Menurut peneliti Pusat Studi Konstitusi (PUSaKO) Fakultas Hukum Universitas Andalas (Unand) Padang, salah satu persoalan mendasar adalah tentang visi dalam penegakkan hukum di Indonesia. Sebab, lima tahun sebelumnya, Jokowi hanya fokus infrastruktur dan soal penegakan hukum dinilai “lapor merah”.
"Memang konektivitas untuk kepentingan investasi dalam pencapaian kesejahteraan. Sehingga hal-hal terkait dalam penegakkan hukum tidak terlalu menjadi perhatian (Jokowi),” kata peneliti PUSaKO, Charles Simabura saat dihubungi langgam.id, Minggu (20/10/2019) malam.

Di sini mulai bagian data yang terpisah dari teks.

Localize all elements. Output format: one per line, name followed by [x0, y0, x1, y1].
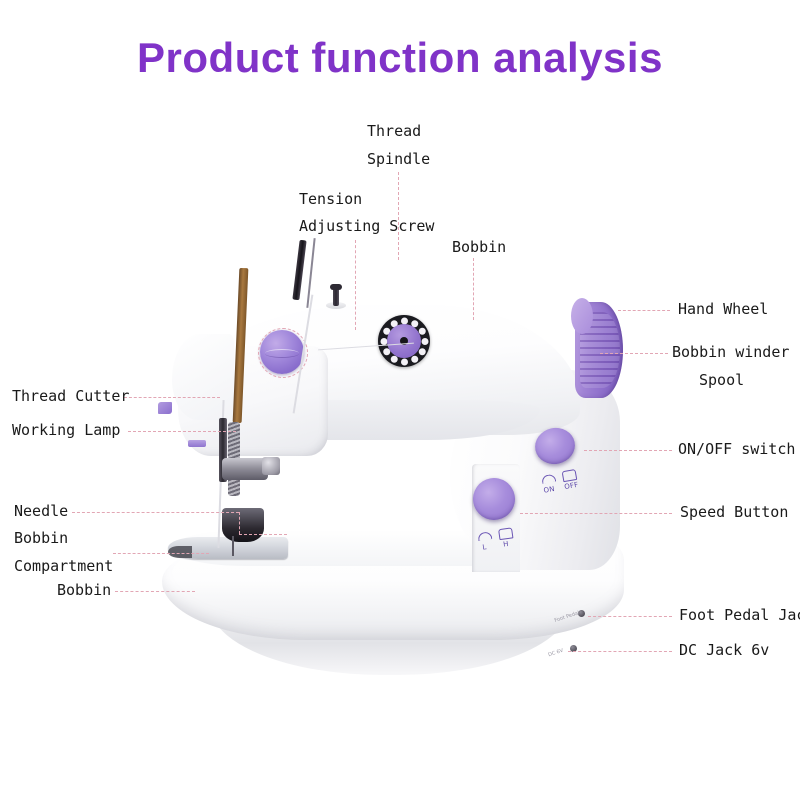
label-tension: Tension [299, 192, 362, 207]
label-bobbin-bottom: Bobbin [57, 583, 111, 598]
speed-high-symbol-icon [498, 527, 513, 540]
off-label: OFF [564, 481, 579, 491]
label-dc-jack: DC Jack 6v [679, 643, 769, 658]
bobbin-compartment-edge [168, 546, 192, 558]
bobbin-winder-spool[interactable] [571, 298, 593, 334]
label-bobbin-top: Bobbin [452, 240, 506, 255]
presser-foot [222, 508, 264, 542]
needle [232, 536, 234, 556]
on-symbol-icon [541, 474, 556, 484]
label-hand-wheel: Hand Wheel [678, 302, 768, 317]
product-function-analysis-page: Product function analysis [0, 0, 800, 800]
label-spool: Spool [699, 373, 744, 388]
thread-spindle-cap [330, 284, 342, 290]
label-on-off-switch: ON/OFF switch [678, 442, 795, 457]
label-foot-pedal-jack: Foot Pedal Jack [679, 608, 800, 623]
label-thread-cutter: Thread Cutter [12, 389, 129, 404]
label-spindle: Spindle [367, 152, 430, 167]
dc-jack-label: DC 6V [547, 648, 564, 659]
speed-low-symbol-icon [477, 531, 492, 541]
label-needle: Needle [14, 504, 68, 519]
dc-jack[interactable] [570, 645, 577, 652]
thread-spindle-pin[interactable] [333, 288, 339, 306]
needle-clamp-screw[interactable] [262, 457, 280, 475]
label-thread: Thread [367, 124, 421, 139]
working-lamp[interactable] [188, 440, 206, 447]
label-speed-button: Speed Button [680, 505, 788, 520]
sewing-machine-illustration: ON OFF L H Foot Pedal DC 6V [150, 250, 650, 700]
label-compartment: Compartment [14, 559, 113, 574]
speed-low-label: L [482, 543, 487, 551]
label-bobbin-winder: Bobbin winder [672, 345, 789, 360]
page-title: Product function analysis [0, 34, 800, 82]
machine-faceplate [172, 334, 234, 420]
label-adjusting-screw: Adjusting Screw [299, 219, 434, 234]
on-label: ON [543, 485, 555, 495]
label-working-lamp: Working Lamp [12, 423, 120, 438]
speed-high-label: H [503, 540, 509, 549]
thread-guide-rod-dark [292, 240, 306, 300]
thread-cutter[interactable] [158, 402, 172, 414]
leader-thread-spindle [398, 172, 399, 260]
label-bobbin-left: Bobbin [14, 531, 68, 546]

Misalnya, kata Charles, beberapa kasus Hak Asasi Manusia (HAM) masa lampau yang nyatanya tidak jadi terselesaikan. Begitu juga dengan lemahnya komitmen memperkuat Komisi Pemberantasan Korupsi (KPK).
“Ada beberapa statement-statement
dari orang-orang sekeliling Pak Jokowi yang mengganggap KPK sebagai gangguan. Kalau yang lain-lainnya, banyaknya kepolisian represif terhadap atau untuk kritikan pemerintahan,” katanya.
Belum lagi soal ujaran kebencian yang kemudian menjadi dasar membungkam kritikan kepada pemerintah. Meskipun, tindak penegakan hukum yang lain tergolong standar. Namun yang menjadi bagian penting melihat kebebaskan terkait HAM.
"Salah satu indikatornya kebebasan menyampaikan pendapat, pesan korupsi, pelindung HAM dan ditambah dengan kasus pengurusan terkait penggandaan lahan yang juga belum terselesaikan sampai hari ini,” bebernya.
Begitu banyak persoalan penegakkan hukum atau HAM yang belum selesai di era kepemimpinan Jokowi. Termasuk, kasus tentang pengusuran terkait pembangunan pabrik Semen Indonesia. Konflik lahan yang hari ini masih terjadi dan kebakaran hutan kemarin baru terjadi juga.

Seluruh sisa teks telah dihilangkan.